The confidence interval provides a statistically sound basis for making inferences about the overall population’s BMI based on your sample data. If the mean BMI falls within a healthy range (generally considered to be 18.5 to 24.9), it may indicate that the population is largely within a healthy weight range. Conversely, if the mean BMI is in the overweight or obese categories (25.0 and above), it may suggest a significant public health concern related to weight management and associated health risks. Considerations:
The width of the confidence interval can give insight into the precision of the mean estimate. A narrower interval suggests greater precision, while a wider interval indicates more variability in the BMI data.
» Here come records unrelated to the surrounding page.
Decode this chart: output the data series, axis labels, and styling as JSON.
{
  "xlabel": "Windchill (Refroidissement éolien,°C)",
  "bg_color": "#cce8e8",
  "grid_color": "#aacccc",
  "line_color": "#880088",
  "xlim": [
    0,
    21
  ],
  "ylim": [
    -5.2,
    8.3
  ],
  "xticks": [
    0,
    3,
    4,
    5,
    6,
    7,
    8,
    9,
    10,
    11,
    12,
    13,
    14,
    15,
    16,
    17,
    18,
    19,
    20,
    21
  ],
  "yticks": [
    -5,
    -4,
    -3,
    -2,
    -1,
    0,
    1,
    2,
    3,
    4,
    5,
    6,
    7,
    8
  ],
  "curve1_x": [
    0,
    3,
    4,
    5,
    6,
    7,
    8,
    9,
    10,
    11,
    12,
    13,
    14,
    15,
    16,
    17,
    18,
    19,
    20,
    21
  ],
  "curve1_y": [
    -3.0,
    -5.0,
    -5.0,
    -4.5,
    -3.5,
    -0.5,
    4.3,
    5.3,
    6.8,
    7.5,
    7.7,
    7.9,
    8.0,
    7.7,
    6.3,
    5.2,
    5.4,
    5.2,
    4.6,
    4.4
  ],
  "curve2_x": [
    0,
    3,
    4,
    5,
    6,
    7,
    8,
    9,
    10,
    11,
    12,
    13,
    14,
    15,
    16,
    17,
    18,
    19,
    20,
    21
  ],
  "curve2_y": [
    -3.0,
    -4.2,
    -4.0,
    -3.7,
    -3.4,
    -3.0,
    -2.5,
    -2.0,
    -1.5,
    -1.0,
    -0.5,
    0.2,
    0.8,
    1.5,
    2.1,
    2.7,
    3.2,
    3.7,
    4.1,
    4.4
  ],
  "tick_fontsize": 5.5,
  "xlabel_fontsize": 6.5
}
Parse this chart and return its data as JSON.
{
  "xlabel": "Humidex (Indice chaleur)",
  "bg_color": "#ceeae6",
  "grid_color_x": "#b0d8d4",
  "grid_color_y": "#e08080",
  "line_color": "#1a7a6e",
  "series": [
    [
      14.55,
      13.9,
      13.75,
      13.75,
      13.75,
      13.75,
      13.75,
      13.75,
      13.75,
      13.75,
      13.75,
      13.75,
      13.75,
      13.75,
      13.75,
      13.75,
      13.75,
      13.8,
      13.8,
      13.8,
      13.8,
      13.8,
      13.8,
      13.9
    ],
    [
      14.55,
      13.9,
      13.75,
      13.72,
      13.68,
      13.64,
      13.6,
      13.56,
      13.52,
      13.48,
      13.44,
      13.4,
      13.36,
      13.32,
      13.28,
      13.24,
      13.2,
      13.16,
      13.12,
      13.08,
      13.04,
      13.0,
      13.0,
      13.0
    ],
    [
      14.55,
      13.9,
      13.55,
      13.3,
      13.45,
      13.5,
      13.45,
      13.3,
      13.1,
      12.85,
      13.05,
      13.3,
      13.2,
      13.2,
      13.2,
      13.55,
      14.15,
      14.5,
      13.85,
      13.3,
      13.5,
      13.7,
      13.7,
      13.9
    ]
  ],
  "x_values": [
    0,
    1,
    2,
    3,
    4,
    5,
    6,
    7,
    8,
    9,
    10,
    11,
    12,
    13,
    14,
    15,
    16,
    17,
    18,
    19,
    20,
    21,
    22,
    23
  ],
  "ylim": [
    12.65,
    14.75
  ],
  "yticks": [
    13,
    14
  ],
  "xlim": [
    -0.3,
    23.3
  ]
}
It’s also crucial to consider the sample size; larger sample sizes generally lead to more accurate estimates and narrower confidence intervals. Further Investigations:
If the confidence interval suggests a concerning mean BMI, further investigation into the dietary habits, physical activity levels, and other lifestyle factors of the population could provide additional insights. Comparing these results with national averages or historical data might also be beneficial for assessing trends in obesity and health risks.
# Count the number of individuals in overweight categories (using Roman numerals)
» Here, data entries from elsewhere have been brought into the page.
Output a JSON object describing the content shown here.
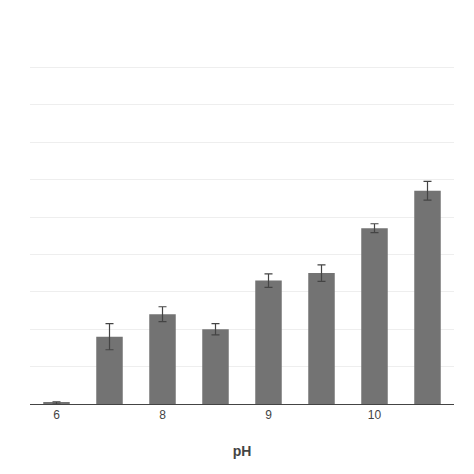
{
  "chart_data": {
    "type": "bar",
    "x_label": "pH",
    "categories": [
      "6",
      null,
      "8",
      null,
      "9",
      null,
      "10",
      null
    ],
    "values": [
      0.3,
      18,
      24,
      20,
      33,
      35,
      47,
      57
    ],
    "errors": [
      0.3,
      3.5,
      2.0,
      1.5,
      1.8,
      2.2,
      1.2,
      2.5
    ],
    "color": "#737373",
    "ylim": [
      0,
      100
    ],
    "yticks": [
      0,
      10,
      20,
      30,
      40,
      50,
      60,
      70,
      80,
      90,
      100
    ],
    "grid": true,
    "tick_labels": "x"
  }
}
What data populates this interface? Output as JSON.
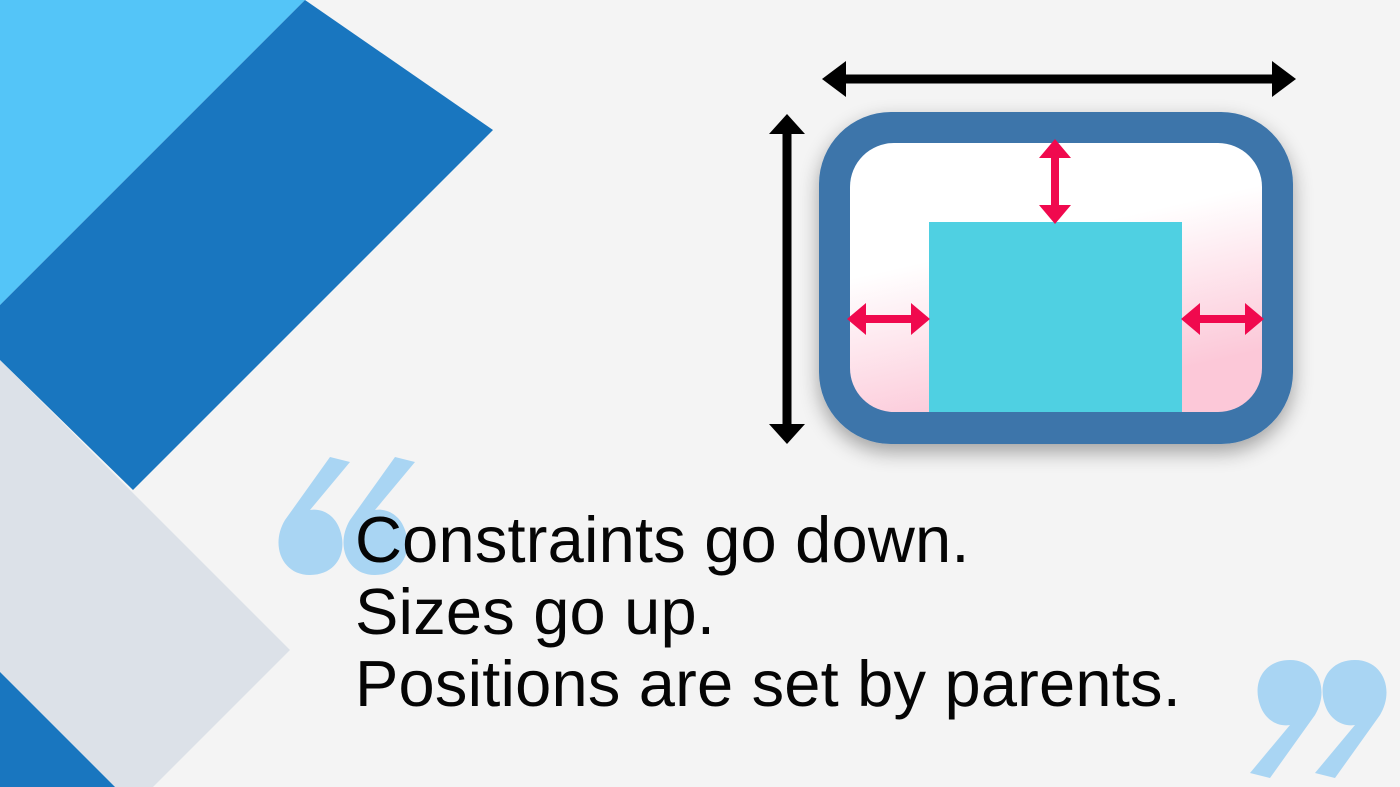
{
  "quote": {
    "lines": [
      "Constraints go down.",
      "Sizes go up.",
      "Positions are set by parents."
    ]
  },
  "decorations": {
    "open_quote_mark": "open-quote-icon",
    "close_quote_mark": "close-quote-icon"
  },
  "colors": {
    "background": "#f4f4f4",
    "light_blue": "#54c5f8",
    "dark_blue": "#1976bf",
    "gray_panel": "#dce1e8",
    "container_border": "#3c74aa",
    "child_box": "#4fd0e2",
    "padding_arrow": "#f0094e",
    "constraint_arrow": "#000000",
    "quote_mark": "#a9d5f3",
    "text": "#050505"
  },
  "icons": {
    "width_constraint": "double-arrow-horizontal-icon",
    "height_constraint": "double-arrow-vertical-icon",
    "padding_indicator": "double-arrow-pink-icon"
  }
}
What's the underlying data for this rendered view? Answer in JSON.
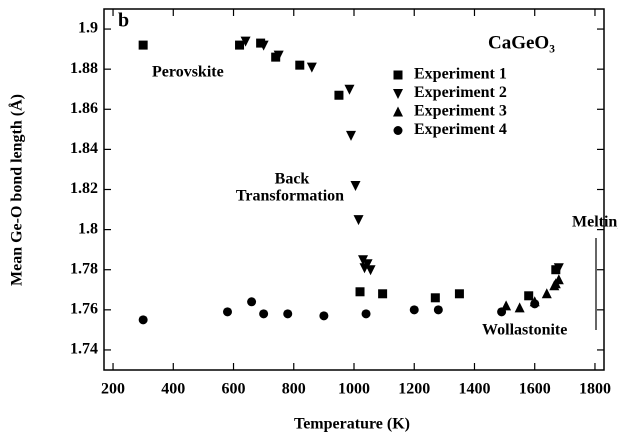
{
  "chart_data": {
    "type": "scatter",
    "panel_label": "b",
    "compound": "CaGeO₃",
    "x_label": "Temperature (K)",
    "y_label": "Mean Ge-O bond length (Å)",
    "annotations": [
      "Perovskite",
      "Back",
      "Transformation",
      "Melting",
      "Wollastonite"
    ],
    "xlim": [
      170,
      1830
    ],
    "xticks": [
      200,
      400,
      600,
      800,
      1000,
      1200,
      1400,
      1600,
      1800
    ],
    "ylim": [
      1.73,
      1.91
    ],
    "yticks": [
      1.74,
      1.76,
      1.78,
      1.8,
      1.82,
      1.84,
      1.86,
      1.88,
      1.9
    ],
    "series": [
      {
        "name": "Experiment 1",
        "color": "#000000",
        "marker": "square",
        "x": [
          300,
          620,
          690,
          740,
          820,
          950,
          1020,
          1095,
          1270,
          1350,
          1580,
          1670
        ],
        "values": [
          1.892,
          1.892,
          1.893,
          1.886,
          1.882,
          1.867,
          1.769,
          1.768,
          1.766,
          1.768,
          1.767,
          1.78
        ]
      },
      {
        "name": "Experiment 2",
        "color": "#000000",
        "marker": "triangle-down",
        "x": [
          640,
          700,
          750,
          860,
          985,
          990,
          1005,
          1015,
          1030,
          1035,
          1045,
          1055,
          1680
        ],
        "values": [
          1.894,
          1.892,
          1.887,
          1.881,
          1.87,
          1.847,
          1.822,
          1.805,
          1.785,
          1.781,
          1.783,
          1.78,
          1.781
        ]
      },
      {
        "name": "Experiment 3",
        "color": "#000000",
        "marker": "triangle-up",
        "x": [
          1505,
          1550,
          1600,
          1640,
          1665,
          1670,
          1680
        ],
        "values": [
          1.762,
          1.761,
          1.764,
          1.768,
          1.772,
          1.773,
          1.775
        ]
      },
      {
        "name": "Experiment 4",
        "color": "#000000",
        "marker": "circle",
        "x": [
          300,
          580,
          660,
          700,
          780,
          900,
          1040,
          1200,
          1280,
          1490,
          1600
        ],
        "values": [
          1.755,
          1.759,
          1.764,
          1.758,
          1.758,
          1.757,
          1.758,
          1.76,
          1.76,
          1.759,
          1.763
        ]
      }
    ]
  }
}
overweight_count <- sum(obesity$NObeyesdad %in% c("Overweight_Level_I", "Overweight_Level_II"), na.rm = TRUE)
# Total number of individuals (excluding NAs)
total_count <- sum(!is.na(obesity$NObeyesdad))
# Print counts for debugging
print(paste("Overweight Count:", overweight_count))
## [1] "Overweight Count: 580"
print(paste("Total Count:", total_count))
## [1] "Total Count: 2111"
# Calculate the proportion of overweight individuals
if (total_count > 0) {
prop_overweight <- overweight_count / total_count
# Calculate the standard error for the proportion
se_overweight <- sqrt((prop_overweight * (1 - prop_overweight)) / total_count)
# Calculate the 95% confidence interval for the proportion of overweight individuals
ci_overweight_I <- prop_overweight - 1.96 * se_overweight # Lower bound
ci_overweight_II <- prop_overweight + 1.96 * se_overweight # Upper bound
# Output the results
ci_overweight <- c(ci_overweight_I, ci_overweight_II)
print(ci_overweight)
} else {
print("Total count is zero, cannot calculate proportion or confidence interval.")
}
## [1] 0.2557087 0.2937939
Conclusion Based on the Confidence Interval - Interpretation of the Confidence Interval: The output variable ci_overweight contains two values: the lower and upper bounds of the 95% confidence interval for the proportion of overweight individuals.
Implications for the Population: This confidence interval provides a statistical basis for understanding how prevalent overweight conditions are in your sample population. If the confidence interval falls within the ranges commonly associated with public health concerns, it might indicate a significant public health issue related to weight management and associated health risks such as diabetes, cardiovascular diseases, and metabolic syndrome.
Considerations: The width of the confidence interval indicates the precision of the proportion estimate. A narrow interval suggests a more precise estimate, while a wider interval indicates greater variability in the proportion of overweight individuals. The sample size plays a critical role; larger sample sizes typically yield more accurate estimates and narrower confidence intervals.
Further Investigations: If the confidence interval suggests a concerning level of overweight individuals, further investigation into factors contributing to overweight status could be beneficial. It may also be helpful to compare these findings with national averages or historical data on obesity trends to assess whether this sample reflects broader societal trends.